20 Mayıs’taki oylarıyla, Türkiye’de 6 milyon oy almış bir partiyi, HDP’yi dışlayanlar, Kürtleri sistem dışına itenler, bu ülkede bir kez daha barışa değil savaşa yatırım yaptılar.

Farkındalar mı?

Asıl bölücülük budur.

Sur’da, Cizre’de, Nusaybin’de, Silvan’da, Şırnak’ta, Yüksekova’da o acıları yaşatanlardır, asıl bölücülüğü yapanlar...

Türkiye Kürtlerinde zaten varolan bu memlekette biz istenmiyoruz duygusunu, bu memlekette legal yolla siyaset bize yasak duygusuyla şiddetlendirenlerdir, asıl bölücüler...

Diyarbakır’da, sevgili Tahir Elçi’nin toprağa verildiği o acılı günde Osman Baydemir’le yan yana yürüyorduk.

Daha çok o konuşuyor, ben dinliyordum.

Yıllar yılı yaptığı Diyarbakır Büyükşehir Başkanlığı’ndan dolayı ben ona hep Başkan diye hitap ederim. 1990’ların zor yıllarından beri tanışırız.

Bir ara hem içimi acıtan, hem beni tedirgin eden bir cümle çıktı ağzından:

“Bir arada yaşamak her geçen gün güçleşiyor!”

Göz göze gelmiştik.

“Hazin ama gerçek” demişti sevgili Osman, “Kürtlerle Türkler gün geçtikçe kopuyor, yaşanan acılar onları birbirinden kopartıyor.

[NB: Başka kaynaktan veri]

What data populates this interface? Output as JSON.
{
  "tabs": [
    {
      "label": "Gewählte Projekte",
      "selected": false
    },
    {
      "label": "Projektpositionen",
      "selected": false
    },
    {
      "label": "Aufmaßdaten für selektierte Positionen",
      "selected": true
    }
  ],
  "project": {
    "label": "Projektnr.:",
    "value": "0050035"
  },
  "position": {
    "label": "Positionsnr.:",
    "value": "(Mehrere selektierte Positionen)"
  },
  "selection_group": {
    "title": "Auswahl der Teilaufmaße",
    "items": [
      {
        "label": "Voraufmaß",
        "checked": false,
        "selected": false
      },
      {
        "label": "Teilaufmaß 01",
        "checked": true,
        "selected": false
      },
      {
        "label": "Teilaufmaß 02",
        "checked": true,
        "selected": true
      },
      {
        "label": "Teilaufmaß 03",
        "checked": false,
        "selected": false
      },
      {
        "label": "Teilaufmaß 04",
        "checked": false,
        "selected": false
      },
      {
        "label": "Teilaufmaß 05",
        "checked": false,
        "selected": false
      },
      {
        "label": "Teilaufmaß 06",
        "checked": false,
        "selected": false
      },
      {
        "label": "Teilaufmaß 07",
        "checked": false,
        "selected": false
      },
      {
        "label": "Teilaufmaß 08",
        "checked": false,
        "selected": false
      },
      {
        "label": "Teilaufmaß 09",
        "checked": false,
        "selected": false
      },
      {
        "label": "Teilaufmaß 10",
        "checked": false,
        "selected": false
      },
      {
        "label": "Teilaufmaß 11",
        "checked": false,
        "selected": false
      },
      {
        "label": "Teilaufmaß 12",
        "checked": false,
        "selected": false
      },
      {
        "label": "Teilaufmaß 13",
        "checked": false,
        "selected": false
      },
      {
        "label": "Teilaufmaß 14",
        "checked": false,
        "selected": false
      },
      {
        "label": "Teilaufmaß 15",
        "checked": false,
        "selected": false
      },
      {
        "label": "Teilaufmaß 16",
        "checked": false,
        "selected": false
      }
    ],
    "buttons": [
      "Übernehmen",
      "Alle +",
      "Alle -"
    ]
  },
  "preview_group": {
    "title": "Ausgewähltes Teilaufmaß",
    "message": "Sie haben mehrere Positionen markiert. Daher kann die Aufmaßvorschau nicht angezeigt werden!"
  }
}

Realite bu...”

Osman Baydemir, HDP Urfa milletvekili olarak, bu görüşünü geçen gün bir kez daha şöyle yineledi:     

Yeni bir rejim inşa etmek istiyorlar.

O rejim saltanat rejimidir.

Tek adam rejimidir.

Bir şahsın kişisel egosu ve onun yakın çevresinin saadeti için asker, polis, gerilla, sivilin katledilmesi meşru görülüyor. Bizim için işin özü milletvekillerinin dokunulup dokunulmaması işi değildir.

Bu yetkiyi halk olak siz verdiniz bize.

İstediğinizde siz bizden alacaksınız.

Bir arada yaşama zemini ortadan kaldırılıyor.

Ne uğruna?

Saray uğruna, tek adam rejimi uğruna.

Güç görecelidir.

Nemrut da güçlüydü.

Saddam ve Kaddafi de güçlüydü. Bugünkü Nemrudiler de güçlü görünebilir ama Nemrud bütün haşmetiyle bir sivrisinekle öldü.

Türkiye gitgide 1990’lardakinden çok daha derin bir cehennem kuyusuna yuvarlanıyor.

Yazıktır, günahtır.

Artık sözün, yazının hükmünün kalmadığı bir döneme girdik.

Çok daha büyük anababa günleri bekliyor Türkiye’yi.Ne acı!

Bir kez daha tekrarlıyorum:

20 Mayıs darbesi Türkiye’ye çok fena bir kötülüktür.

Çünkü, barışa değil savaşa yatırım oldu.

20 Mayıs, ‘Erdoğan krizi’nin derinleşmesinin tarihidir.

Daha beter istikrarsızlıktır.

Bölücülük yangınına benzin dökmektir.

Kürtlerle Türklerin gönül bağlarının biraz daha kopmasıdır 20 Mayıs darbesi...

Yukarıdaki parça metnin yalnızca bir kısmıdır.